[time-nuts] Why using HP5370 ext-ref is (maybe) a bad idea

Poul-Henning Kamp phk at phk.freebsd.dk
Mon Mar 3 07:26:55 UTC 2014


In message <E7A494F6-78F1-4568-8BD3-D94A32DEBB8B at rtty.us>, Bob Camp writes:

>Do you have any idea how 'clean' your 200 MHz signal is? The manual 
>suggests getting it to -65 dbc for subs using a spectrum analyzer. That's
>pretty far down. I seem to recall the adjustment process being a bit tedious
>(lots of back and forth). 

My estimate is that all harmonics are at least -50 and most probably
-60 down.  The 10MHz is probably the worst.

My Lab is not really set up for RF work, so this is probably an
area where one of the hams could do lot more competent job than me.


I've attached a plot of one of the runs yesterday, beause things
are more complicated than I initially thought.

The vertical bars are AVG +/- STDDEV of 1000 sample TI on a 10MHz
from my HP3336 in start-com mode.

The X-axis is the phase offset set on the HP3336 in degrees, and
represents the phase difference between the ext-ref and start+stop
signals on the HP5370 plus some arbitrary offset due to cables etc.

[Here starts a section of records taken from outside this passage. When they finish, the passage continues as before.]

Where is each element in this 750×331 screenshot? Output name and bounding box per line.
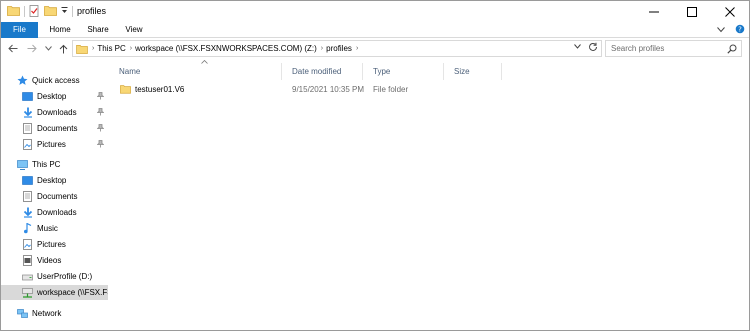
music-icon xyxy=(22,223,33,234)
column-header-name[interactable]: Name xyxy=(110,63,282,80)
tab-home[interactable]: Home xyxy=(45,22,75,38)
address-toolbar: › This PC › workspace (\\FSX.FSXNWORKSPA… xyxy=(1,38,749,59)
documents-icon xyxy=(22,191,33,202)
svg-text:?: ? xyxy=(738,26,742,34)
desktop-icon xyxy=(22,175,33,186)
search-box[interactable]: Search profiles xyxy=(605,40,742,57)
minimize-button[interactable] xyxy=(635,1,673,22)
navigation-pane: Quick access Desktop Downloads Documents… xyxy=(1,59,108,330)
refresh-icon[interactable] xyxy=(588,42,598,55)
chevron-down-icon[interactable] xyxy=(574,44,581,51)
star-icon xyxy=(17,75,28,86)
nav-quick-desktop[interactable]: Desktop xyxy=(1,89,108,104)
nav-quick-downloads[interactable]: Downloads xyxy=(1,105,108,120)
desktop-icon xyxy=(22,91,33,102)
help-icon[interactable]: ? xyxy=(735,24,745,36)
videos-icon xyxy=(22,255,33,266)
pin-icon[interactable] xyxy=(96,108,105,118)
pin-icon[interactable] xyxy=(96,124,105,134)
nav-pc-downloads[interactable]: Downloads xyxy=(1,205,108,220)
nav-pc-workspace-drive[interactable]: workspace (\\FSX.FSX xyxy=(1,285,108,300)
tab-share[interactable]: Share xyxy=(83,22,113,38)
computer-icon xyxy=(17,159,28,170)
search-input[interactable]: Search profiles xyxy=(611,44,664,53)
nav-pc-pictures[interactable]: Pictures xyxy=(1,237,108,252)
chevron-right-icon[interactable]: › xyxy=(356,45,358,52)
nav-quick-pictures[interactable]: Pictures xyxy=(1,137,108,152)
address-bar[interactable]: › This PC › workspace (\\FSX.FSXNWORKSPA… xyxy=(72,40,602,57)
customize-toolbar-icon[interactable] xyxy=(61,6,68,17)
properties-icon[interactable] xyxy=(29,4,40,19)
file-date-cell: 9/15/2021 10:35 PM xyxy=(292,84,365,94)
up-button[interactable] xyxy=(57,42,69,55)
file-list: Name Date modified Type Size testuser01.… xyxy=(109,59,749,330)
column-header-size[interactable]: Size xyxy=(445,63,502,80)
downloads-icon xyxy=(22,207,33,218)
breadcrumb-workspace[interactable]: workspace (\\FSX.FSXNWORKSPACES.COM) (Z:… xyxy=(135,44,317,53)
title-bar: profiles xyxy=(1,1,749,22)
pictures-icon xyxy=(22,139,33,150)
documents-icon xyxy=(22,123,33,134)
window-title: profiles xyxy=(77,6,107,16)
folder-icon xyxy=(76,44,88,54)
file-type-cell: File folder xyxy=(373,84,409,94)
downloads-icon xyxy=(22,107,33,118)
forward-button[interactable] xyxy=(26,42,38,55)
chevron-right-icon[interactable]: › xyxy=(92,45,94,52)
file-name-cell[interactable]: testuser01.V6 xyxy=(120,81,184,97)
recent-locations-icon[interactable] xyxy=(44,42,52,55)
tab-file[interactable]: File xyxy=(1,22,38,38)
explorer-window: profiles File Home Share View ? › This P… xyxy=(0,0,750,331)
close-button[interactable] xyxy=(711,1,749,22)
network-icon xyxy=(17,308,28,319)
folder-icon[interactable] xyxy=(7,5,20,18)
chevron-right-icon[interactable]: › xyxy=(321,45,323,52)
nav-this-pc[interactable]: This PC xyxy=(1,157,108,172)
tab-view[interactable]: View xyxy=(120,22,148,38)
folder-icon xyxy=(120,84,131,95)
nav-network[interactable]: Network xyxy=(1,306,108,321)
nav-pc-documents[interactable]: Documents xyxy=(1,189,108,204)
nav-quick-access[interactable]: Quick access xyxy=(1,73,108,88)
column-header-date-modified[interactable]: Date modified xyxy=(283,63,363,80)
breadcrumb-this-pc[interactable]: This PC xyxy=(97,44,125,53)
nav-quick-documents[interactable]: Documents xyxy=(1,121,108,136)
search-icon[interactable] xyxy=(727,44,737,56)
quick-access-toolbar xyxy=(7,4,73,19)
nav-pc-music[interactable]: Music xyxy=(1,221,108,236)
new-folder-icon[interactable] xyxy=(44,5,57,18)
back-button[interactable] xyxy=(7,42,19,55)
nav-pc-desktop[interactable]: Desktop xyxy=(1,173,108,188)
expand-ribbon-icon[interactable] xyxy=(717,25,725,35)
maximize-button[interactable] xyxy=(673,1,711,22)
column-header-type[interactable]: Type xyxy=(364,63,444,80)
breadcrumb-profiles[interactable]: profiles xyxy=(326,44,352,53)
chevron-right-icon[interactable]: › xyxy=(130,45,132,52)
nav-pc-userprofile-drive[interactable]: UserProfile (D:) xyxy=(1,269,108,284)
network-drive-icon xyxy=(22,287,33,298)
pin-icon[interactable] xyxy=(96,92,105,102)
ribbon-tabs: File Home Share View ? xyxy=(1,22,749,38)
nav-pc-videos[interactable]: Videos xyxy=(1,253,108,268)
drive-icon xyxy=(22,271,33,282)
pictures-icon xyxy=(22,239,33,250)
pin-icon[interactable] xyxy=(96,140,105,150)
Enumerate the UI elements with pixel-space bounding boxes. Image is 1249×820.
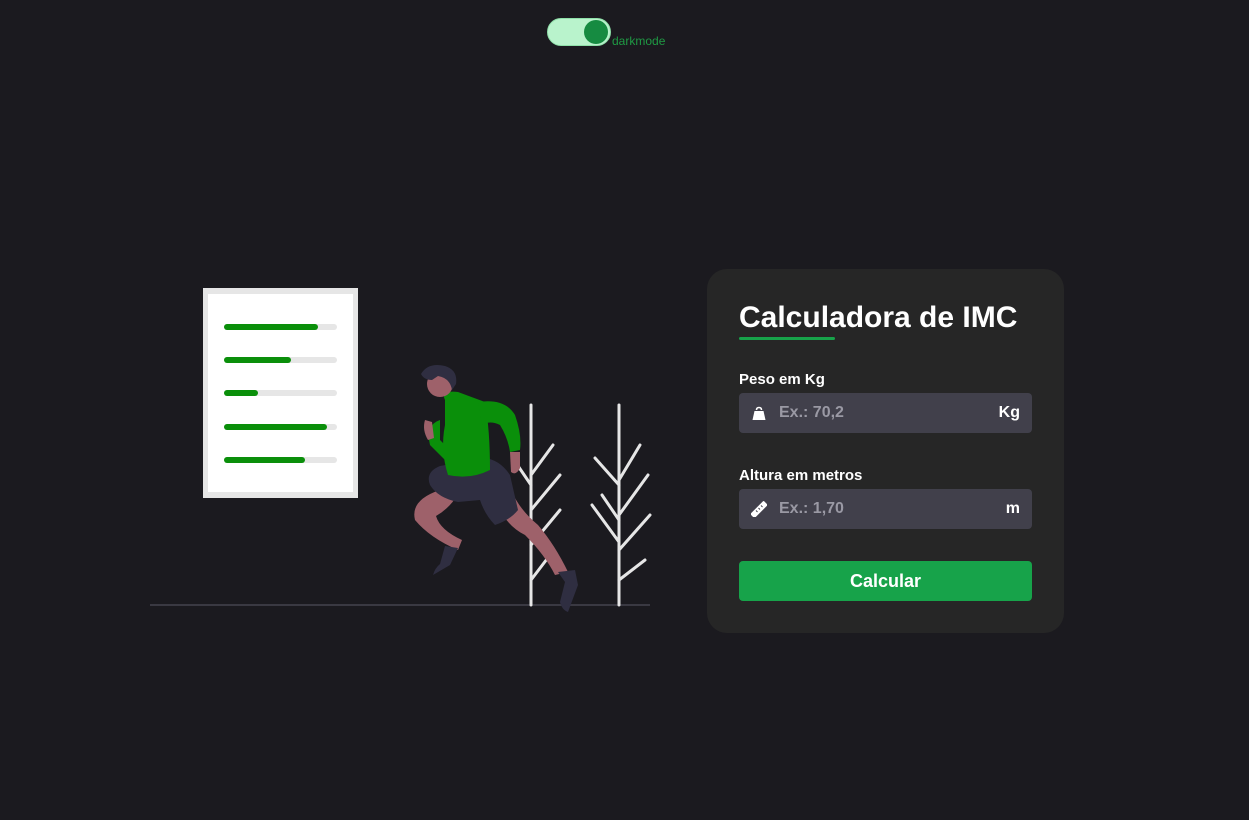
height-unit: m: [1005, 500, 1020, 517]
runner: [414, 365, 578, 612]
weight-icon: [752, 406, 766, 420]
weight-unit: Kg: [998, 404, 1020, 421]
weight-label: Peso em Kg: [739, 371, 825, 388]
plant-right: [590, 403, 652, 607]
height-label: Altura em metros: [739, 467, 863, 484]
darkmode-toggle-group: darkmode: [547, 18, 666, 48]
progress-chart-card: [203, 288, 358, 498]
runner-illustration: [150, 288, 652, 612]
weight-field[interactable]: Kg: [739, 393, 1032, 433]
calculator-title: Calculadora de IMC: [739, 301, 1018, 334]
weight-input[interactable]: [779, 404, 999, 422]
bmi-calculator-card: Calculadora de IMC Peso em Kg Kg Altura …: [707, 269, 1064, 633]
height-field[interactable]: m: [739, 489, 1032, 529]
toggle-knob: [584, 20, 608, 44]
title-underline: [739, 337, 835, 340]
darkmode-toggle[interactable]: [547, 18, 611, 46]
darkmode-label: darkmode: [612, 34, 666, 48]
ruler-icon: [751, 501, 767, 517]
height-input[interactable]: [779, 500, 1006, 518]
calculate-button[interactable]: Calcular: [739, 561, 1032, 601]
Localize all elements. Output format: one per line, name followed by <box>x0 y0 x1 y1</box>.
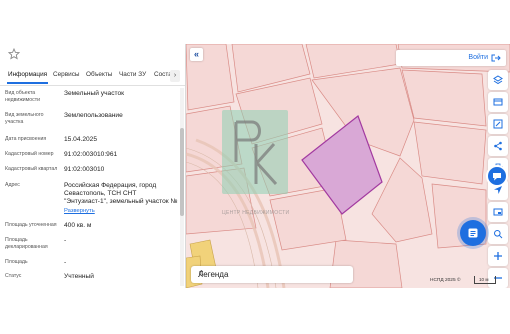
watermark-text: ЦЕНТР НЕДВИЖИМОСТИ <box>222 210 290 216</box>
app-frame: Информация Сервисы Объекты Части ЗУ Сост… <box>0 44 510 288</box>
share-icon <box>494 141 502 151</box>
address-text: Российская Федерация, город Севастополь,… <box>64 182 178 205</box>
star-icon[interactable] <box>8 48 20 60</box>
chevron-updown-icon: ⇕ <box>198 269 205 278</box>
row-value: 400 кв. м <box>64 222 92 229</box>
row-label: Площадь уточненная <box>5 222 57 228</box>
screen-button[interactable] <box>488 202 508 222</box>
row-label: Кадастровый номер <box>5 151 54 157</box>
scale-label: 10 м <box>479 277 489 282</box>
edit-map-button[interactable] <box>488 114 508 134</box>
card-button[interactable] <box>488 92 508 112</box>
tab-info[interactable]: Информация <box>6 71 49 84</box>
assistant-button[interactable] <box>460 220 486 246</box>
collapse-panel-button[interactable]: « <box>190 48 203 61</box>
tab-parts[interactable]: Части ЗУ <box>119 71 146 78</box>
row-label: Адрес <box>5 182 20 188</box>
share-button[interactable] <box>488 136 508 156</box>
layers-button[interactable] <box>488 70 508 90</box>
expand-link[interactable]: Развернуть <box>64 207 180 215</box>
row-label: Статус <box>5 273 22 279</box>
chat-icon <box>493 173 501 181</box>
row-value: Землепользование <box>64 112 123 119</box>
panel-scrollbar-thumb[interactable] <box>180 128 184 216</box>
row-label: Кадастровый квартал <box>5 166 58 172</box>
login-button[interactable]: Войти <box>396 50 506 66</box>
tab-objects[interactable]: Объекты <box>86 71 112 78</box>
row-label: Дата присвоения <box>5 136 47 142</box>
search-map-icon <box>494 230 503 239</box>
row-value: 91:02:003010 <box>64 166 105 173</box>
layers-icon <box>493 75 503 85</box>
tab-services[interactable]: Сервисы <box>53 71 79 78</box>
plus-icon <box>494 252 502 260</box>
row-value: - <box>64 259 67 266</box>
row-value: Учтенный <box>64 273 94 280</box>
list-icon <box>468 228 478 238</box>
map-attribution: НСПД 2025 © <box>430 278 461 283</box>
screen-icon <box>493 208 503 216</box>
row-label: Площадь <box>5 259 28 265</box>
row-value: Российская Федерация, город Севастополь,… <box>64 182 180 215</box>
info-panel: Информация Сервисы Объекты Части ЗУ Сост… <box>0 44 186 288</box>
card-icon <box>493 98 503 106</box>
row-label: Площадь декларированная <box>5 237 48 250</box>
scale-bar: 10 м <box>474 276 496 284</box>
zoom-in-button[interactable] <box>488 246 508 266</box>
row-value: 91:02:003010:961 <box>64 151 118 158</box>
edit-map-icon <box>493 119 503 129</box>
tab-bar: Информация Сервисы Объекты Части ЗУ Сост… <box>0 68 185 86</box>
legend-dropdown[interactable]: Легенда ⇕ <box>191 266 353 283</box>
login-label: Войти <box>468 54 488 61</box>
row-label: Вид земельного участка <box>5 112 44 125</box>
map-view[interactable]: ЦЕНТР НЕДВИЖИМОСТИ « Войти Легенда ⇕ НСП… <box>186 44 510 288</box>
chat-button[interactable] <box>486 165 508 187</box>
row-value: Земельный участок <box>64 90 125 97</box>
watermark-logo <box>222 110 288 194</box>
row-value: 15.04.2025 <box>64 136 98 143</box>
login-icon <box>491 54 501 62</box>
search-map-button[interactable] <box>488 224 508 244</box>
tabs-scroll-right-button[interactable]: › <box>170 70 180 82</box>
row-value: - <box>64 237 67 244</box>
row-label: Вид объекта недвижимости <box>5 90 41 103</box>
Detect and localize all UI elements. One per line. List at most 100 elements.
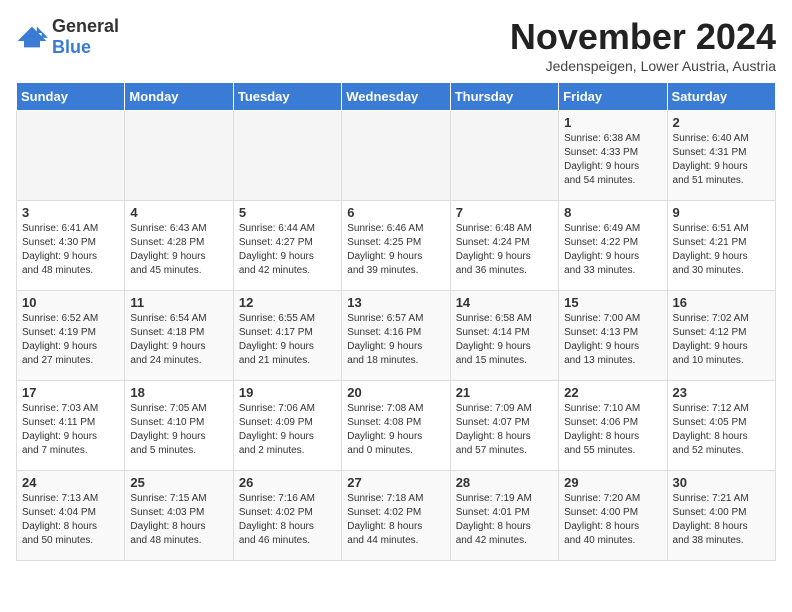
day-number: 21 (456, 385, 553, 400)
week-row-3: 10 Sunrise: 6:52 AM Sunset: 4:19 PM Dayli… (17, 291, 776, 381)
day-number: 8 (564, 205, 661, 220)
day-number: 18 (130, 385, 227, 400)
week-row-5: 24 Sunrise: 7:13 AM Sunset: 4:04 PM Dayli… (17, 471, 776, 561)
calendar-cell: 12 Sunrise: 6:55 AM Sunset: 4:17 PM Dayli… (233, 291, 341, 381)
day-number: 13 (347, 295, 444, 310)
calendar-cell: 10 Sunrise: 6:52 AM Sunset: 4:19 PM Dayli… (17, 291, 125, 381)
day-number: 11 (130, 295, 227, 310)
day-info: Sunrise: 6:44 AM Sunset: 4:27 PM Dayligh… (239, 223, 315, 276)
calendar-cell: 24 Sunrise: 7:13 AM Sunset: 4:04 PM Dayli… (17, 471, 125, 561)
day-info: Sunrise: 6:57 AM Sunset: 4:16 PM Dayligh… (347, 313, 423, 366)
day-info: Sunrise: 6:43 AM Sunset: 4:28 PM Dayligh… (130, 223, 206, 276)
day-number: 28 (456, 475, 553, 490)
day-number: 14 (456, 295, 553, 310)
day-info: Sunrise: 7:20 AM Sunset: 4:00 PM Dayligh… (564, 493, 640, 546)
day-number: 22 (564, 385, 661, 400)
weekday-sunday: Sunday (17, 83, 125, 111)
day-number: 10 (22, 295, 119, 310)
calendar-cell: 3Sunrise: 6:41 AM Sunset: 4:30 PM Daylig… (17, 201, 125, 291)
day-info: Sunrise: 7:10 AM Sunset: 4:06 PM Dayligh… (564, 403, 640, 456)
day-info: Sunrise: 6:46 AM Sunset: 4:25 PM Dayligh… (347, 223, 423, 276)
calendar-cell: 9Sunrise: 6:51 AM Sunset: 4:21 PM Daylig… (667, 201, 775, 291)
day-info: Sunrise: 6:38 AM Sunset: 4:33 PM Dayligh… (564, 133, 640, 186)
calendar-cell: 29 Sunrise: 7:20 AM Sunset: 4:00 PM Dayli… (559, 471, 667, 561)
calendar-cell: 23 Sunrise: 7:12 AM Sunset: 4:05 PM Dayli… (667, 381, 775, 471)
day-number: 29 (564, 475, 661, 490)
day-info: Sunrise: 7:08 AM Sunset: 4:08 PM Dayligh… (347, 403, 423, 456)
calendar-cell: 8 Sunrise: 6:49 AM Sunset: 4:22 PM Daylig… (559, 201, 667, 291)
day-info: Sunrise: 7:19 AM Sunset: 4:01 PM Dayligh… (456, 493, 532, 546)
logo: General Blue (16, 16, 119, 58)
day-info: Sunrise: 6:58 AM Sunset: 4:14 PM Dayligh… (456, 313, 532, 366)
week-row-2: 3Sunrise: 6:41 AM Sunset: 4:30 PM Daylig… (17, 201, 776, 291)
day-info: Sunrise: 7:13 AM Sunset: 4:04 PM Dayligh… (22, 493, 98, 546)
day-number: 5 (239, 205, 336, 220)
day-number: 7 (456, 205, 553, 220)
month-title: November 2024 (510, 16, 776, 58)
day-number: 1 (564, 115, 661, 130)
calendar-cell: 5 Sunrise: 6:44 AM Sunset: 4:27 PM Daylig… (233, 201, 341, 291)
calendar-cell: 22 Sunrise: 7:10 AM Sunset: 4:06 PM Dayli… (559, 381, 667, 471)
calendar-cell (450, 111, 558, 201)
calendar-cell: 25 Sunrise: 7:15 AM Sunset: 4:03 PM Dayli… (125, 471, 233, 561)
weekday-header-row: SundayMondayTuesdayWednesdayThursdayFrid… (17, 83, 776, 111)
day-info: Sunrise: 7:02 AM Sunset: 4:12 PM Dayligh… (673, 313, 749, 366)
day-number: 24 (22, 475, 119, 490)
calendar-cell: 1 Sunrise: 6:38 AM Sunset: 4:33 PM Daylig… (559, 111, 667, 201)
calendar-cell: 20Sunrise: 7:08 AM Sunset: 4:08 PM Dayli… (342, 381, 450, 471)
day-info: Sunrise: 6:41 AM Sunset: 4:30 PM Dayligh… (22, 223, 98, 276)
weekday-saturday: Saturday (667, 83, 775, 111)
day-number: 27 (347, 475, 444, 490)
day-number: 16 (673, 295, 770, 310)
calendar-cell: 15Sunrise: 7:00 AM Sunset: 4:13 PM Dayli… (559, 291, 667, 381)
day-number: 12 (239, 295, 336, 310)
day-number: 4 (130, 205, 227, 220)
day-number: 23 (673, 385, 770, 400)
day-number: 26 (239, 475, 336, 490)
calendar-cell: 6 Sunrise: 6:46 AM Sunset: 4:25 PM Daylig… (342, 201, 450, 291)
day-info: Sunrise: 6:55 AM Sunset: 4:17 PM Dayligh… (239, 313, 315, 366)
day-info: Sunrise: 6:40 AM Sunset: 4:31 PM Dayligh… (673, 133, 749, 186)
day-info: Sunrise: 7:21 AM Sunset: 4:00 PM Dayligh… (673, 493, 749, 546)
logo-general: General (52, 16, 119, 36)
calendar-cell: 28 Sunrise: 7:19 AM Sunset: 4:01 PM Dayli… (450, 471, 558, 561)
day-number: 17 (22, 385, 119, 400)
logo-wordmark: General Blue (52, 16, 119, 58)
calendar-cell: 26Sunrise: 7:16 AM Sunset: 4:02 PM Dayli… (233, 471, 341, 561)
calendar-cell (125, 111, 233, 201)
calendar-cell (233, 111, 341, 201)
calendar-cell: 16 Sunrise: 7:02 AM Sunset: 4:12 PM Dayli… (667, 291, 775, 381)
calendar-cell: 21Sunrise: 7:09 AM Sunset: 4:07 PM Dayli… (450, 381, 558, 471)
day-info: Sunrise: 6:52 AM Sunset: 4:19 PM Dayligh… (22, 313, 98, 366)
day-number: 30 (673, 475, 770, 490)
calendar-cell: 14 Sunrise: 6:58 AM Sunset: 4:14 PM Dayli… (450, 291, 558, 381)
weekday-thursday: Thursday (450, 83, 558, 111)
day-number: 19 (239, 385, 336, 400)
calendar-table: SundayMondayTuesdayWednesdayThursdayFrid… (16, 82, 776, 561)
weekday-monday: Monday (125, 83, 233, 111)
day-number: 6 (347, 205, 444, 220)
calendar-cell (17, 111, 125, 201)
logo-icon (16, 25, 48, 49)
day-info: Sunrise: 6:49 AM Sunset: 4:22 PM Dayligh… (564, 223, 640, 276)
title-area: November 2024 Jedenspeigen, Lower Austri… (510, 16, 776, 74)
week-row-1: 1 Sunrise: 6:38 AM Sunset: 4:33 PM Daylig… (17, 111, 776, 201)
day-info: Sunrise: 7:03 AM Sunset: 4:11 PM Dayligh… (22, 403, 98, 456)
day-info: Sunrise: 7:00 AM Sunset: 4:13 PM Dayligh… (564, 313, 640, 366)
logo-blue: Blue (52, 37, 91, 57)
day-info: Sunrise: 7:12 AM Sunset: 4:05 PM Dayligh… (673, 403, 749, 456)
weekday-wednesday: Wednesday (342, 83, 450, 111)
weekday-friday: Friday (559, 83, 667, 111)
day-info: Sunrise: 7:18 AM Sunset: 4:02 PM Dayligh… (347, 493, 423, 546)
day-number: 9 (673, 205, 770, 220)
day-info: Sunrise: 7:15 AM Sunset: 4:03 PM Dayligh… (130, 493, 206, 546)
calendar-cell: 30 Sunrise: 7:21 AM Sunset: 4:00 PM Dayli… (667, 471, 775, 561)
header: General Blue November 2024 Jedenspeigen,… (16, 16, 776, 74)
day-number: 25 (130, 475, 227, 490)
week-row-4: 17 Sunrise: 7:03 AM Sunset: 4:11 PM Dayli… (17, 381, 776, 471)
calendar-cell: 27 Sunrise: 7:18 AM Sunset: 4:02 PM Dayli… (342, 471, 450, 561)
calendar-cell: 13 Sunrise: 6:57 AM Sunset: 4:16 PM Dayli… (342, 291, 450, 381)
location-subtitle: Jedenspeigen, Lower Austria, Austria (510, 58, 776, 74)
calendar-cell: 19 Sunrise: 7:06 AM Sunset: 4:09 PM Dayli… (233, 381, 341, 471)
day-info: Sunrise: 7:06 AM Sunset: 4:09 PM Dayligh… (239, 403, 315, 456)
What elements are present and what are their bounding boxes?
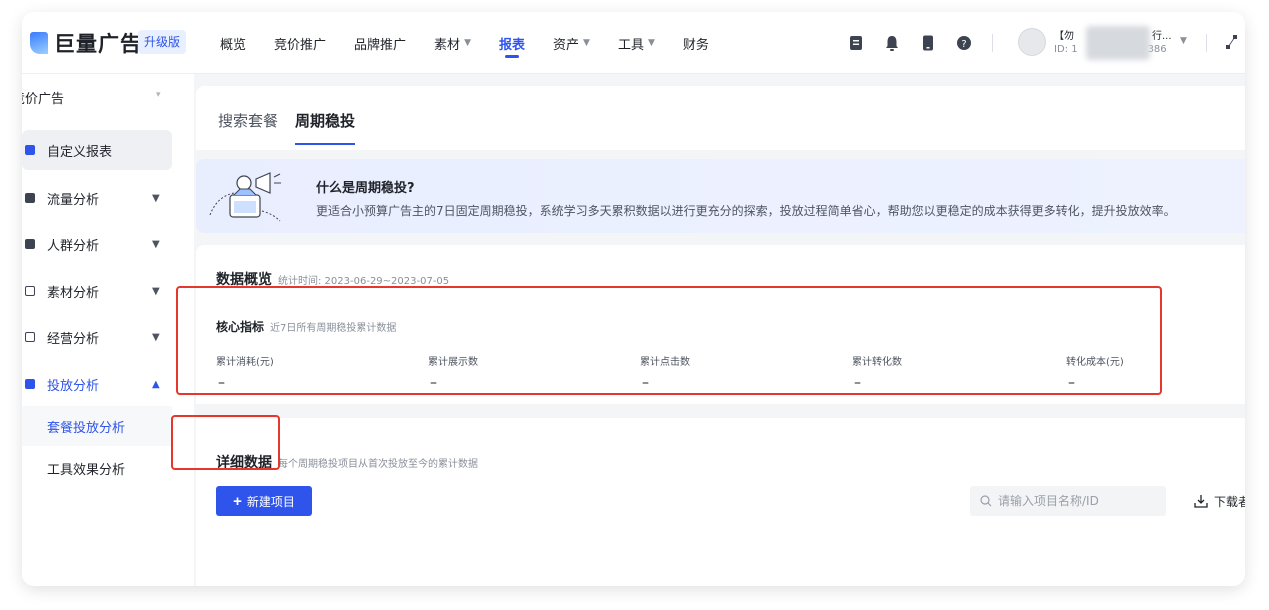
core-metrics-highlight	[176, 286, 1162, 395]
layers-icon	[25, 379, 35, 389]
account-name-tail: 行...	[1152, 31, 1172, 42]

Obviously, the phase difference has no systematic meaning for the red
bars, since it is free running on the OCXO at some frequency offset
from the input signal.

Yet, it is quite evident that there still is a periodicity in the
data, which peaks around 0, 5, 10 and 15 degrees.

The green bars however...

The initial artifact I noticed when I just plotted the STDDEV is
still there, around 9 degrees where both the average and the stddev
take a hop.

But that blib is peanuts relative to the 3-degree periodicity
for which I have absolutely no explanation, and the equally
evident 18-degree periodicity.

The 3-degree periodicity cannot be a simple harmonic, it it were
it would be a 1.2 GHz signal.  (360/3 * 10 MHz = 1200 MHz)

But what then ?

As in a canonical scientific paper, I have to conclude that more
research is clearly needed, and I'd really love to see what results
other people might get.

In the meantime, run you 5370 on internal clock, and rely on the
law of big numbers.

Poul-Henning

-- 
Poul-Henning Kamp       | UNIX since Zilog Zeus 3.20
phk at FreeBSD.ORG         | TCP/IP since RFC 956
FreeBSD committer       | BSD since 4.3-tahoe    
Never attribute to malice what can adequately be explained by incompetence.